McCoy strolled about calmly on the stage for a moment, as if waiting to see whether Selv would come up with anything further. “Can’t have Vulcan without Surak,” he said: “most irregular. At least, that seems to be most people’s attitude here. But a few of you seem quite ready to throw him out along with us.” He kept strolling, his hands clasped behind him again, and he gazed absently at the floor as he walked. Then suddenly he looked up.
“We are what he was preparing you for,” McCoy said. “Don’t you see that? Along with everything else in the universe, of course. Infinite diversity in infinite combinations! That means people who breathe methane, and people who hang upside down from the ceiling, and people who look like pan pizzas, and people who speak no language we will ever understand and want only to be left alone. And it means us! A particularly hard case. An aggressive, nasty, brutish little species…one that nonetheless managed to get out into space and begin its first couple of friendships with other species without consulting you first for advice. A species that maybe reminds you a little too much of yourselves, a while ago – confused and angry and afraid. A hard case. Probably the hardest case!...the challenge that you have been practicing on with other species for a while now! And you met us, and welcomed us, though you had understandable reservation. And since then there have been arguments, but generally things have been working out all right. We are proud to be in partnership with you.
“But now…now comes the inevitable reaction. There’s always a reaction to daring to do the difficult thing, day after day. Every action has an equal and opposite reaction: this is the reaction. The temptation is arising to chicken out. It would be easier, some people are saying. Cleaner, nicer, tidier, without the messy Federation and the problems it raises just by being there. And you are backing off, you are panicking, you are saying, No, we can’t cope, Surak can’t have meant everything when he taught the philosophy of IDIC: he actually meant everything but the third planet out from Sol.
“COWARDS!!”
McCoy paced. The Hall of the Voice was utterly still.

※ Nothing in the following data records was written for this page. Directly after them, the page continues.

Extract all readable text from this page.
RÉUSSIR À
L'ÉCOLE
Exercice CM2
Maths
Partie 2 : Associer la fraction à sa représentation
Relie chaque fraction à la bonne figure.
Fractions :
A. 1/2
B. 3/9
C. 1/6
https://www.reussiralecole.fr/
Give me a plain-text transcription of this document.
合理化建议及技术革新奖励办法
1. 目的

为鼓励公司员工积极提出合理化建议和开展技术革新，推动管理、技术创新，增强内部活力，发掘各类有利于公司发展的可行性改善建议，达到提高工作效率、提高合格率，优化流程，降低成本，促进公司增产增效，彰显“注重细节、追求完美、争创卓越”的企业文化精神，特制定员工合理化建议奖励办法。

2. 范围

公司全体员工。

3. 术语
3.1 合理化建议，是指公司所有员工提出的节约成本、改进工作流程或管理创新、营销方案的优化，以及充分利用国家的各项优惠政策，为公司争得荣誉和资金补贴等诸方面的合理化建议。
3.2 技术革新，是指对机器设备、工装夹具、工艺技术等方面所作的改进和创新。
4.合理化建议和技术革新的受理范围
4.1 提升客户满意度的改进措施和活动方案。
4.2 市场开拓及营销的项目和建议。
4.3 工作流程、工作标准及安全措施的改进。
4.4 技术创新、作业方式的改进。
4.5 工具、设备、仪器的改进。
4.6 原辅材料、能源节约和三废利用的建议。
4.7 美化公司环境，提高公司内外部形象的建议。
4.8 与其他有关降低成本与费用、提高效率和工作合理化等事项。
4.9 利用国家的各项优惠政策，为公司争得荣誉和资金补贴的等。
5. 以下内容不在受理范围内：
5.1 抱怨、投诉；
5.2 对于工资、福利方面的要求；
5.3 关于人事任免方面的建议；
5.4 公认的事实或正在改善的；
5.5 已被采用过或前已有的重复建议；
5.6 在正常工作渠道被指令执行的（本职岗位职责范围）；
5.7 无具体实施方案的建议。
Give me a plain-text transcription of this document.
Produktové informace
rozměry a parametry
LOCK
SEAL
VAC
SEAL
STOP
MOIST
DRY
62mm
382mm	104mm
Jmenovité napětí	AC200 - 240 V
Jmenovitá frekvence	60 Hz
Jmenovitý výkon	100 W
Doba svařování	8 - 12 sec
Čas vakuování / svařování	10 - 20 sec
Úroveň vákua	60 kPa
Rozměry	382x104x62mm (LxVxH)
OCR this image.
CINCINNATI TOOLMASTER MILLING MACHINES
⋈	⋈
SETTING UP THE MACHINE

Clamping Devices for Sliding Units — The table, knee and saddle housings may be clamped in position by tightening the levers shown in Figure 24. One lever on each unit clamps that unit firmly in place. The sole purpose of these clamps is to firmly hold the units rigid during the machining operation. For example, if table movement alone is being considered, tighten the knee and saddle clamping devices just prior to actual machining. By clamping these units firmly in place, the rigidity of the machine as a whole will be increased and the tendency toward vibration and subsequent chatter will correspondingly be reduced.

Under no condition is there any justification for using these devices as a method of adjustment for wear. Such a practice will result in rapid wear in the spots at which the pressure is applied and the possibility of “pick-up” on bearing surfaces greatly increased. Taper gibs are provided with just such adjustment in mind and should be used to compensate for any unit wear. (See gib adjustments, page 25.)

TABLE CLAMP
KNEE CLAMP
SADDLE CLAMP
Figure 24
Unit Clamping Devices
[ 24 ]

“Pride,” he said finally, more quietly. “I keep hearing about Vulcan pride. An emotion, of course. One you were supposed to have mastered, those of you who practice cthia: or something you were supposed to have gotten rid of, those of you who went in for Kolinahr. Well, I have news for you. The stuff I’ve been seeing in the nets lately, that is pride. Not to be confused with admiration, which is something else, or pleasure in integrity, which is something else entirely. This is good old-fashioned pride, and it goes with fear, fear of the Other: and pride and fear together have gone with all your falls before, and the one you’re about to take now, if you’re not very careful.” McCoy’s voice softened. “I would very much like to see you not take it. I am rather fond of you people. You scare the hell out of me sometimes, but it would be a poor universe without you. But unless you move through your fear, which is the emotion Surak was the most concerned about – and rightly – and come out the other side, the fall is waiting for you: and you will bring it about yourselves, without any help from our species or any other. This,” he gestured around him, “all this concern about humans, and indirectly about the Federation – this is a symptom of something else, something deeper. Trust me. I’m good with symptoms.”
He took one more silent turn around the stage. “If you throw us out – for what you’re really doing here is throwing the Federation out of Vulcan, not the other way around – beware that you don’t thereby take the first step in throwing out Surak as well. We are, after all, just a different kind of alien from the sort you are from one another: the first fear he taught you to move through was the fear of one another. Unlearn that lesson, and, well, the result is predictable. Ignore the past, and repeat your old mistakes in the future.”
McCoy gazed up over the audience’s heads one last time. “Surak would be very disappointed in you if you blew up the planet,” he said. He bowed his head, then, regretfully.
“And so would we.”
McCoy straightened after a moment and lifted the parted hand. ”Mene sakkhet ur-seveh,” he said, and walked off the stage. There was a long pause, and than applause. It was thunderous.